Menurutnya, dugaan peniruan tanda tangan bukan lagi sekadar asumsi, melainkan telah menjadi bagian penting yang sedang diuji dalam proses persidangan. Bahkan, kata dia, berbagai dokumen proyek mulai dari berita serah terima hingga dokumen lain yang berkaitan dengan pengadaan Smart Board diduga memuat tanda tangan yang bukan dibuat langsung oleh Bambang.
Baca Juga:
Paulus mengungkapkan, tim pembela telah memperoleh sejumlah petunjuk berupa percakapan dan dokumen elektronik yang menurut mereka perlu diuji lebih lanjut untuk mengetahui bagaimana proses administrasi proyek tersebut berlangsung.
"Kami menduga ada dokumen yang dikirim dalam bentuk file kosong kemudian dicetak dan dilengkapi di tempat lain. Persoalan inilah yang sedang kami dalami karena berkaitan langsung dengan keabsahan dokumen proyek," katanya.
Sebelumnya, majelis hakim bahkan telah mengambil sampel tanda tangan Bambang Giri Arianto untuk kepentingan pemeriksaan lebih lanjut.
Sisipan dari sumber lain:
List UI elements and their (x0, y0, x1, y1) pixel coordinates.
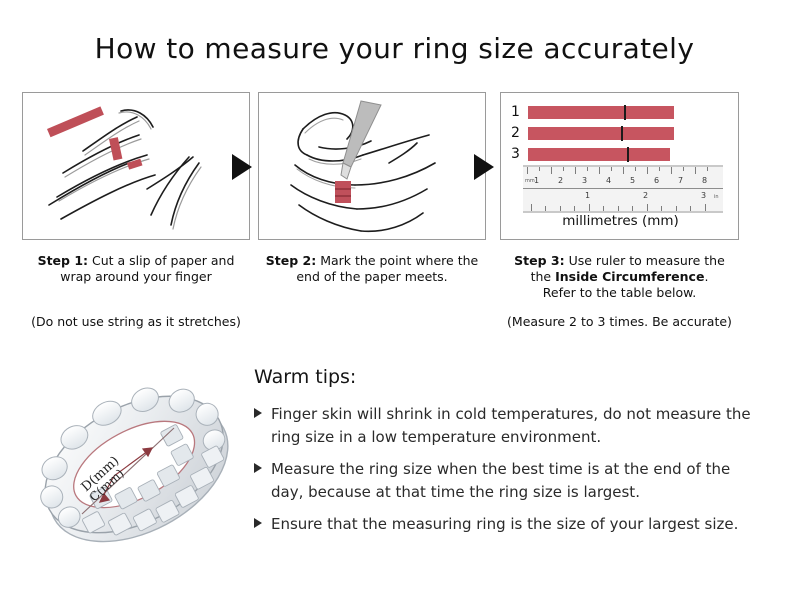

Langkah itu dinilai tim pembela sebagai bagian penting untuk mengungkap apakah benar terjadi penggunaan tanda tangan tanpa izin pemiliknya.
Perkara Smart Board Tebing Tinggi sendiri bermula dari penyidikan proyek pengadaan 93 unit papan tulis interaktif yang dibiayai APBD Tahun Anggaran 2024. Penyidik menduga terdapat kerugian negara mencapai sekitar Rp8,2 miliar dalam proyek tersebut.
Dalam perkara ini, Bambang Giri Arianto selaku Direktur PT Gunung Emas Ekaputra duduk sebagai saksi bersama pihak lain yang dinilai memiliki keterkaitan dengan pelaksanaan proyek.
Namun Paulus kembali menegaskan kliennya tidak mengetahui proses pengadaan maupun pelaksanaan pekerjaan yang menjadi objek perkara.
"Pendirian kami tetap sama. Sejak awal Pak Bambang tidak mengetahui proses proyek tersebut. Banyak dokumen yang justru kami duga menggunakan tanda tangannya tanpa persetujuan. Karena itu kami menilai fakta-fakta yang muncul di persidangan harus dibuka seterang-terangnya agar diketahui siapa yang sebenarnya berperan dan mengambil keputusan," tegasnya.
Ia juga menyoroti hubungan antara PT Gunung Emas Ekaputra dan perusahaan lain yang disebut dalam persidangan. Menurutnya, aspek itu perlu didalami karena berkaitan dengan konstruksi perkara yang sedang diperiksa majelis hakim.
Kemungkinan apabila saksi yang belum hadir kembali mangkir pada sidang berikutnya yang dijadwalkan 7 Juli 2026, Paulus mengatakan pihaknya masih menunggu perkembangan proses persidangan dan akan berkoordinasi dengan tim penasihat hukum sebelum menentukan langkah selanjutnya.
"Saat ini kami masih menghormati proses persidangan dan berharap seluruh saksi yang diperlukan dapat hadir. Kami percaya majelis hakim akan memberikan kesempatan agar seluruh fakta dapat diuji secara terbuka," ujarnya.
Paulus berharap majelis hakim bersikap cermat dalam menilai setiap alat bukti dan keterangan saksi yang terungkap di persidangan.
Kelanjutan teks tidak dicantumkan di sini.